A marca dos meus cílios criou uma estampa, fincada no centro do seu peito. Só posso me aquecer se eu for ao sol. Me metamorfoseio em um lagarto, grande e gordo, me estico, absorvo gota por gota do calor e estamos prontos para mais uma rodada. Amor, pede uma porção de batata frita?, discutimos a relação em um restaurante. Minha garganta inflama. Você pensa absurdos. Os meses passam, continuo ansiando pelas suas mãos inquietas de ascendente em gêmeos. Nada se cria, tudo se transforma. Você grita que estou mentindo. Eu choro. Fazemos as pazes. Durmo aninhada no seu peito. Você continua vidrado nos meus olhos, puxa, que coisa. Nada muda. Mas aquele sábado deu errado (e daí?, forço-me a pensar). Penso em fazer aulas de francês - não, ela falava melhor do que eu. Penso em fazer dança do ventre - não, ela dançava melhor do que eu. Penso em destruir esses ciúmes e essa inveja doentia e sem-sentido do passado e vejo que preciso de ajuda. Vejo que tenho vergonha de pedir ajuda a única pessoa que pode de fato fazer isso passar. Vejo que essa vergonha não tem base alguma, já que decidi há um ano, um mês e vinte e oito dias que essa pessoa seria sempre e para sempre meu melhor amigo e cúmplice. Te peço ajuda. Sôo agressiva. Porra, como sou estúpida. Faz passar, vai, cava um pouquinho até destruir a barreira louca que estou impondo. Isso não faz sentido. Não é para fazer sentido, eu não faço sentido, você não faz sentido, somos pessoas, Freud já dizia que não fazíamos sentidos e Jung provou que é tudo muito louco, você mais do que ninguém devia saber disso.

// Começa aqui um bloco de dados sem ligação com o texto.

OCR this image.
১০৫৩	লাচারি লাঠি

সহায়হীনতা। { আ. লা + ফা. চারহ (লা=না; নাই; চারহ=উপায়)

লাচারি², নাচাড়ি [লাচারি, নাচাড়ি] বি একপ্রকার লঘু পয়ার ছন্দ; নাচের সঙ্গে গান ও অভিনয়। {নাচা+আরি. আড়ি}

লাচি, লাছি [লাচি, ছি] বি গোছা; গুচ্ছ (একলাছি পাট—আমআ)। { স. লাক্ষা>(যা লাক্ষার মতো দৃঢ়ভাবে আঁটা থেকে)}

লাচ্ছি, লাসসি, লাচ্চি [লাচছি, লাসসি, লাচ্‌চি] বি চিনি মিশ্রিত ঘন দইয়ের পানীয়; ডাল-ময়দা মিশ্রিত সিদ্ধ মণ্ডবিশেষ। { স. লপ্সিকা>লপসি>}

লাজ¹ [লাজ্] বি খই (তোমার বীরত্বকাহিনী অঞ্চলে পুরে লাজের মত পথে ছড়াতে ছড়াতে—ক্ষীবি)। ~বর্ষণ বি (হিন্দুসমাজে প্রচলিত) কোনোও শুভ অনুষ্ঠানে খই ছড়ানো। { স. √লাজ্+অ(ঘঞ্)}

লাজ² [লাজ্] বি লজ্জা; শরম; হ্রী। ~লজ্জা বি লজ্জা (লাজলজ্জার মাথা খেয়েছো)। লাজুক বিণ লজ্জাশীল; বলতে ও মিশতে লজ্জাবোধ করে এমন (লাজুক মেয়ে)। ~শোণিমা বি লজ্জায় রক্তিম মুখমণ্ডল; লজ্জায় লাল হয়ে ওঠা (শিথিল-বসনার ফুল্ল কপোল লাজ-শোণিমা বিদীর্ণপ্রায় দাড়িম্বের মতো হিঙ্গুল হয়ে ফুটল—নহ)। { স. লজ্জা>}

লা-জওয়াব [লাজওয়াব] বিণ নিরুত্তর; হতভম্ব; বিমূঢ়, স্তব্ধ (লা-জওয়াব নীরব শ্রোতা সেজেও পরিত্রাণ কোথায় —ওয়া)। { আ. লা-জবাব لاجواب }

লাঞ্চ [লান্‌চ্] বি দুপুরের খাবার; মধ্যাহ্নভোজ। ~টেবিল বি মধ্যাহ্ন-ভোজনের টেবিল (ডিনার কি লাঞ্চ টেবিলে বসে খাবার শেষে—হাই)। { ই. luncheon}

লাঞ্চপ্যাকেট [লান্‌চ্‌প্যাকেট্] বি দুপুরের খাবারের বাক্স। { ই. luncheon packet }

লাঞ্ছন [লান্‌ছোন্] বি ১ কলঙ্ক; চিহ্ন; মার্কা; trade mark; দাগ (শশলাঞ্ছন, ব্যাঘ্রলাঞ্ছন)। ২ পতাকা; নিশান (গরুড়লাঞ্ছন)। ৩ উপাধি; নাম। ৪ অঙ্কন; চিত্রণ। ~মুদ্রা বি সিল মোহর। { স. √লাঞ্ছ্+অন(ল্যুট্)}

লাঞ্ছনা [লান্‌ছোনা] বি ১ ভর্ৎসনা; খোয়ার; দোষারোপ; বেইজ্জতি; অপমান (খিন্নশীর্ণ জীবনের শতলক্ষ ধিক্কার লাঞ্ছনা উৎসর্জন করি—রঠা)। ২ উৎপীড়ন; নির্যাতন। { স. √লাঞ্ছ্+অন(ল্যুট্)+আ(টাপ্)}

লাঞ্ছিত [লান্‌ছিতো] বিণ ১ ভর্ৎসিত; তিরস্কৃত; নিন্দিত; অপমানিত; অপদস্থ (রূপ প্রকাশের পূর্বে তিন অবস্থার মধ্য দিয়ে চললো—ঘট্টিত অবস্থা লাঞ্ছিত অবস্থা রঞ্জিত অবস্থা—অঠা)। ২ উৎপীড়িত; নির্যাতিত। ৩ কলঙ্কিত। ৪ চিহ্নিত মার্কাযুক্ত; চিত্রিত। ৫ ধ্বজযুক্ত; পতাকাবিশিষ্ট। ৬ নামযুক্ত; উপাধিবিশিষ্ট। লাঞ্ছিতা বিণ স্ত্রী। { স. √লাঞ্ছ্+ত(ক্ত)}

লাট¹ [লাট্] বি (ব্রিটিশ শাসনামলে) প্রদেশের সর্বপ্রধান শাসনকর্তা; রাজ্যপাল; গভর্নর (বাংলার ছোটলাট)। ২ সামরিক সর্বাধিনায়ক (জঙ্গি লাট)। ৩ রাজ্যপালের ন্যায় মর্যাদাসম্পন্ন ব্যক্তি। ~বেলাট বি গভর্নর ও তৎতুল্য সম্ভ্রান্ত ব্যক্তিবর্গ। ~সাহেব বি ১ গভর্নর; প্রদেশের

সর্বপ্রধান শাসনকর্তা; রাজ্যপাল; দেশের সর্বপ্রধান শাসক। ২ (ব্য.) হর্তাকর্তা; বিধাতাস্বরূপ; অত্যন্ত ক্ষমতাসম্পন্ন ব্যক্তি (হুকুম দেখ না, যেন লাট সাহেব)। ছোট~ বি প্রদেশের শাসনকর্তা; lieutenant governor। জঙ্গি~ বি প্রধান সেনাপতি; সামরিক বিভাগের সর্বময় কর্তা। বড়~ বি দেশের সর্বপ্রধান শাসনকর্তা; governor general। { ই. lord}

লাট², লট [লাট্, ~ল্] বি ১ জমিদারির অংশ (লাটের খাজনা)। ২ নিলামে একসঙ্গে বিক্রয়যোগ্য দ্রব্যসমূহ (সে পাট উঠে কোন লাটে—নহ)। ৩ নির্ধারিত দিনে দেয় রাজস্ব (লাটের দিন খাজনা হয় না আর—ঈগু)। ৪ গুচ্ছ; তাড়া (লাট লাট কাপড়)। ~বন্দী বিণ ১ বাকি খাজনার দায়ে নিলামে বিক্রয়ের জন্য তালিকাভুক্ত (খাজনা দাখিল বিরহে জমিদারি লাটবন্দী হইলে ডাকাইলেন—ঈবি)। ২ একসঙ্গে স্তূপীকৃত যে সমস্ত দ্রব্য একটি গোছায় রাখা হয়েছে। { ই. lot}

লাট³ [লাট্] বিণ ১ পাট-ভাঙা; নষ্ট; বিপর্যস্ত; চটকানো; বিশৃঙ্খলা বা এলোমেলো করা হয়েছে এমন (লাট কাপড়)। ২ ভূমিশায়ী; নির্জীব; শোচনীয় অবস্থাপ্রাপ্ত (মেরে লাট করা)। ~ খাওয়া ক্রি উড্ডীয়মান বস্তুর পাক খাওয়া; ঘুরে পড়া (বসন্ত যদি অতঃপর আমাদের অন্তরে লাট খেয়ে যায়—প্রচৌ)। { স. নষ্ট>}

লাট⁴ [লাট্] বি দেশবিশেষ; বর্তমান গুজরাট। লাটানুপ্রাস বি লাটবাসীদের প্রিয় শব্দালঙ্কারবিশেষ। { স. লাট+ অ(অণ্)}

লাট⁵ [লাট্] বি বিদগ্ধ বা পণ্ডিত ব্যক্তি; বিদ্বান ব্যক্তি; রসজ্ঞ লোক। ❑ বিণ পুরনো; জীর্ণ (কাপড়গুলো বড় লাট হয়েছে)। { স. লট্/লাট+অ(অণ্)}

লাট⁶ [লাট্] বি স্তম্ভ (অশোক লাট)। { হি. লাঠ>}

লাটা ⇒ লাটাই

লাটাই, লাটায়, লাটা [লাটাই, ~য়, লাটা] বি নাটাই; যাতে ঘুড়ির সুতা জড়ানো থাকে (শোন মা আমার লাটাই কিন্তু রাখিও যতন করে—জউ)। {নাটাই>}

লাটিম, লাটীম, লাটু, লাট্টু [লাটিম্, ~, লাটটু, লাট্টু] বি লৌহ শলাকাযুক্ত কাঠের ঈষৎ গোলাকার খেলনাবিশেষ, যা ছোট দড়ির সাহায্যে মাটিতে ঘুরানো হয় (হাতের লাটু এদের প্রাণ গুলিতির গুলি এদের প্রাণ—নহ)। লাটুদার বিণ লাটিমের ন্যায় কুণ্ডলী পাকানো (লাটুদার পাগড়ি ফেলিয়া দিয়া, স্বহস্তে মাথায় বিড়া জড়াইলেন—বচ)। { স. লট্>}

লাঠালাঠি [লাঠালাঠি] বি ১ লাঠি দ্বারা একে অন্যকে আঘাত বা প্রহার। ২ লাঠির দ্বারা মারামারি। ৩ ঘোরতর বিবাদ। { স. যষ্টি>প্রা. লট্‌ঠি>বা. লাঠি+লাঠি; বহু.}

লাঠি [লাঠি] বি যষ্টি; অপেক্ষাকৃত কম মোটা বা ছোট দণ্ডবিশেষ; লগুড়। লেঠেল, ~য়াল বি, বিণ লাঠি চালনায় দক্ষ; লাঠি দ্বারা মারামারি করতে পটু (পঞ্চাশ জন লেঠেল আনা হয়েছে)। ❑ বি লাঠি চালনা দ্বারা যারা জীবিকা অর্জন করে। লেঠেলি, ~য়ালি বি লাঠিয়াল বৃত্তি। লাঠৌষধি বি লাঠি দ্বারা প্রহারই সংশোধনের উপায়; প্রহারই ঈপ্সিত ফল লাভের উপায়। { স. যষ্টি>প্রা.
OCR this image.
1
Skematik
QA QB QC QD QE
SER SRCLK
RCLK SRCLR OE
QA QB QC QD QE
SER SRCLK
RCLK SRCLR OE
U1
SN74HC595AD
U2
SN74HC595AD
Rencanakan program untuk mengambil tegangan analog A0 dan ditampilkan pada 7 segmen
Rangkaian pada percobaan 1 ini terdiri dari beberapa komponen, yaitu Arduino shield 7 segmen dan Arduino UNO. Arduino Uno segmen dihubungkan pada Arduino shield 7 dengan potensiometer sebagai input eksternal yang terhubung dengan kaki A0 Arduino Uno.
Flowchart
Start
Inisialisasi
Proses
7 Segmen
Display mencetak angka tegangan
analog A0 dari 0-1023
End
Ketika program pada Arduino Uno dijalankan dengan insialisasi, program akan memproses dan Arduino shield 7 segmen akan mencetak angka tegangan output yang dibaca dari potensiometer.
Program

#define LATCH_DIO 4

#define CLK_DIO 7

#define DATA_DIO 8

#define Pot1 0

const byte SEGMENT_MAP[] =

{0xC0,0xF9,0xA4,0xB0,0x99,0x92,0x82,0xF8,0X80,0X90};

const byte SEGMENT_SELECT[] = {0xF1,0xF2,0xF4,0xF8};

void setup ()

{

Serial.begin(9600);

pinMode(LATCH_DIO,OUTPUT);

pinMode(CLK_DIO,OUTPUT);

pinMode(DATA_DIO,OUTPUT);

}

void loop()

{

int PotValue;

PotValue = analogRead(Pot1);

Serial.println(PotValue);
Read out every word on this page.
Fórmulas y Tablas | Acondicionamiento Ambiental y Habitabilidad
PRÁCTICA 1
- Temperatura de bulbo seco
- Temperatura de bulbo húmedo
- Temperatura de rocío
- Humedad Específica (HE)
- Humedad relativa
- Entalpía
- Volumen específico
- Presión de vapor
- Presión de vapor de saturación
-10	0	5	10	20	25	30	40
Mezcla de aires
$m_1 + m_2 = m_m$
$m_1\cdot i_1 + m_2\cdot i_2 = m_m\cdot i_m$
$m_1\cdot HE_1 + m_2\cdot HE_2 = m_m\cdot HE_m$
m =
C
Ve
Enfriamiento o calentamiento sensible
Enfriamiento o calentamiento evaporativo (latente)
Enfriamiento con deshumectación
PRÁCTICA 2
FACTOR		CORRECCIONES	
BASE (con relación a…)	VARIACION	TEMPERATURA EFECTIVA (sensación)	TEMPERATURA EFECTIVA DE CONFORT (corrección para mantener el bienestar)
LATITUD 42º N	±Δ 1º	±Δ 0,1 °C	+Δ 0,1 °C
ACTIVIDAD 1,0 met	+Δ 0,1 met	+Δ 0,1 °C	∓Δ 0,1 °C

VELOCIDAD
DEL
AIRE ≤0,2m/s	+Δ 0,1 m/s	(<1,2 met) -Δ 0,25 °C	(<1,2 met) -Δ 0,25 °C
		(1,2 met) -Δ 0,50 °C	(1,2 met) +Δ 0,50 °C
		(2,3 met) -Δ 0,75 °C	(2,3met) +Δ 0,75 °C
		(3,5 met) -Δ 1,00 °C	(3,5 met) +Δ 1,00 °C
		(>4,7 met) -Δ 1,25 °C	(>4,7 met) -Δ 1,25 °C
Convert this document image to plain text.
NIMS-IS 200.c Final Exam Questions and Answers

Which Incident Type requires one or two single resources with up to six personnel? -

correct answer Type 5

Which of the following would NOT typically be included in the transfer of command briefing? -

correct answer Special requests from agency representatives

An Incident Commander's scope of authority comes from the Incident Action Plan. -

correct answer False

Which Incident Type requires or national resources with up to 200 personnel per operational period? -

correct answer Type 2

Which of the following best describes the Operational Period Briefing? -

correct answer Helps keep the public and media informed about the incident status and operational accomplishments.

Que merda, digito esse texto em cinco minutos e já me sinto tão melhor.
Estou perdida, me acha?

terça-feira, 26 de abril de 2011

Diálogo I


- Me põe no colo?
- Por que eu faria isso?
- Eu estou te pedindo.
- Mas você já está grande o suficiente para...
- Isso não tem nada a ver com tamanho ou idade. Só quero deitar um pouco no seu colo. Deixa?
- (...)
- Ok, esquece.
- Você é um doce. Dá vontade de abraçar.
- (...) Acho que vou indo.
- Claro. Até mais.
- (...)
- (...) Posso só perguntar uma coisa?
- Pode.
- Por que você queria deitar no meu colo?
- Ah, sei lá. Vontade de fechar os olhos por algum tempo.
- Então por que você não vai para casa e dorme na sua cama?
- Porque o calor das suas coxas sempre me aconchegou muito mais. De qualquer forma, já estou indo.
- Ok. (...) Ei! Espera. Deita aqui, eu te aconchego. Cadê você? Volta?

Escuro.

segunda-feira, 18 de abril de 2011

Love Kills

Amores de verdade deixam marcas, de emoção, de incenso, de canivetes, no tronco de uma árvore ou na ponta do meu dedo, quando eu me distraio fazendo um misto quente para você. Amores de verdade são como o nosso, arranhando as paredes do meu coração enquanto você dorme no meu colo durante a exibição d(e um d)o(s) melhor(es) filme(s) do mundo. Amores de verdade acontecem quando você não se importa de ouvir mil vezes que você é bobo. Amores de verdade são percebidos quando conseguimos rir de todos os filmes que vemos juntos (até os de terror). Amores de verdade significam travessuras e risadas em cima de um dever de casa, de um colega de trabalho ou da burocracia. Amores de verdade acontecem quando você confunde minha mão com a sua e tem a impressão de estar usando dois anéis diferentes, quando durmo no seu ombro a caminho do aeroporto ou quando me encosto numa árvore e choramos, juntos, as dores dos planos fracassados. E nos recuperamos, caímos e tentamos tudo de novo, criamos novas expectativas, fazemos novos planos. Vamos nos perder, vamos perder juntos. E confio na sua beleza e serenidade quando você me afirma isso.
E enquanto eu puder me travestir com as suas dores, inseguranças, ciúmes e roupas, continuarei amando.

É assim o amor.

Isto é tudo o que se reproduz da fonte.